So I was catching up on my reading this AM over breakfast, and saw the header on Robert Prather’s post titled “beneficial complexity”. Very cool, I thought, sounds right up my alley. And then to find that the post was a link to me! Jiminy, that’s pretty exciting, thanks! I love the phrase beneficial complexity; it succinctly captures the myriad benefits attending market processes.
Now, to provide further enticement in this notion of possible competition in electricity transmission, think about this: the means of competing with a monopoly network grid are diverse. Building a parallel network is NOT, repeat NOT, the only option. Electricity illustrates this beautifully, because distributed generation technology that makes small-scale, local generation more feasible and economical for more consumers, also makes the grid contestable because it provides consumers with alternatives to using the monopoly network.
I’ve actually written some about this.

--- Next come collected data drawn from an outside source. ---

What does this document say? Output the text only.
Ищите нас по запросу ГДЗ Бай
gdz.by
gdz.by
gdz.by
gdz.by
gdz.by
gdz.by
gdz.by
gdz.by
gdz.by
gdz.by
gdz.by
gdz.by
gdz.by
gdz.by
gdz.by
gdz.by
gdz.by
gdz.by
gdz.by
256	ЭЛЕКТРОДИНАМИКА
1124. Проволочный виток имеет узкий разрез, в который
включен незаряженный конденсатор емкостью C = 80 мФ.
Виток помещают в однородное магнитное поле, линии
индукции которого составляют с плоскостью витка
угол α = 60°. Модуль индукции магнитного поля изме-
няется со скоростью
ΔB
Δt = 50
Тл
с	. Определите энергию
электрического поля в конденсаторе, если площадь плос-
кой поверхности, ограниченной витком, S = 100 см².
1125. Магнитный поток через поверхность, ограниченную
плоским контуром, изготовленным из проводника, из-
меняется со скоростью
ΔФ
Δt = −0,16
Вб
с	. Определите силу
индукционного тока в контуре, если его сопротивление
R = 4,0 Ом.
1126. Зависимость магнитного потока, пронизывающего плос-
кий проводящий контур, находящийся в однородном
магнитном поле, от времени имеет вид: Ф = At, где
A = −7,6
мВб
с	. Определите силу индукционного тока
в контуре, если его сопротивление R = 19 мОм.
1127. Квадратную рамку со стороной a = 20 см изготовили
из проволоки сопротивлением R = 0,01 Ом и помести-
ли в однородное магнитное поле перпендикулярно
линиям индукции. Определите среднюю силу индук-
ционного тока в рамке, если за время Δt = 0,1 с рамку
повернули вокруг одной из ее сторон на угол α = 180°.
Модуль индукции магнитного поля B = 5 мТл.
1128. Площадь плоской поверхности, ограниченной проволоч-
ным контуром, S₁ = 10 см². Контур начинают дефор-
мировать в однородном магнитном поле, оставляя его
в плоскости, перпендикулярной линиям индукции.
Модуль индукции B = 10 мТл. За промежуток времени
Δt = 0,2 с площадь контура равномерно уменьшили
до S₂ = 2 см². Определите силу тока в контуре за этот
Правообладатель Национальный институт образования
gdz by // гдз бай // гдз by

The most extensive formulation of the argument is in this Reason Public Policy Institute study entitled “Movin’ Juice: Making Electricity Transmission More Competitive”.
Examples abound in telephony and computing too. I think the punchline is this: don’t make policy decisions based on static notions of what constitutes a natural monopoly. Technology changes those categories, and changes what types of economic activities fit into those categories, and because our regulatory environment is not sufficiently flexible and adaptive to be robust to the dynamic effects of technological change, we’re all worse off.